Posted on Sep. 26, 2017

Thanks to frequent guest blogger Carl Smith for this news from a tax conference this morning. Keith

On September 26, at a New York County Lawyers Association seminar entitled “Nontraditional Tax Advocacy”, Matthew Weir, the Assistant Inspector General of the office of the Treasury Inspector General for Tax Administration (TIGTA) spoke. Among other things, he announced that the IRS had, for lack of sufficient financial resources, suspended its Automated Substitute for Return (ASFR) program. This is shocking news!

Mr. Weir said that TIGTA internally debated whether to disclose to the public the ASFR program’s suspension because, normally, TIGTA does not like to disclose information that taxpayers could use to evade enforcement. But, TIGTA decided that the suspension of the ASFR program was too important to keep from the public. He said a TIGTA report on the suspension would be issued shortly.

The ASFR program was employed for individuals who did not file an income tax return but who had enough gross income reported by third parties to the IRS on information returns (such as on Forms W-2 and 1099) to have had an obligation to file an income tax return. In the ASFR program, computers (without human involvement) (1) detected the need to file and the lack of filing, (2) prepared substitutes for returns under section 6020(b) based on the third-party gross income information, and (3) issued a letter to the taxpayer showing the proposed deficiency and balance due based on that substitute for return (essentially, a 30-day letter). The computer would automatically tack on late-filing and late-payment penalties to the tax balance due. A taxpayer who did not respond to the computer’s letter or who did respond, but did not convince the IRS that no tax or penalties were due, would later get a notice of deficiency – a ticket to the Tax Court.
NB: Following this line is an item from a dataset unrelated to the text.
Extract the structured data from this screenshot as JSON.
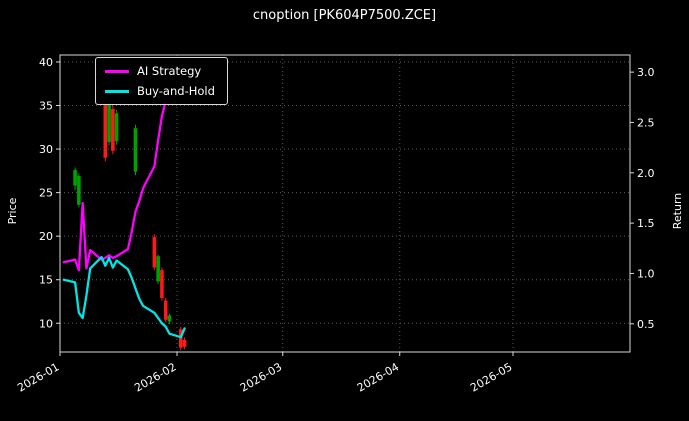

Under the ASFR program, many taxpayers wrote back to the IRS and pointed out either errors in the gross income calculation or claimed entitlement to fully- or partially-offsetting deductions or credits that the IRS had no knowledge about, such as dependency exemptions and earned income tax credits. Human IRS employees needed to respond to such taxpayer letters. Although Mr. Weir did not say so, I assume that the big expense in running the ASFR program was employee time responding to the taxpayer correspondence. I also assume that, given the frequently-available offsetting deductions and credits, the ASFR program may not have generated enough enforcement revenue to justify the use of the scarce resource, human IRS employee time.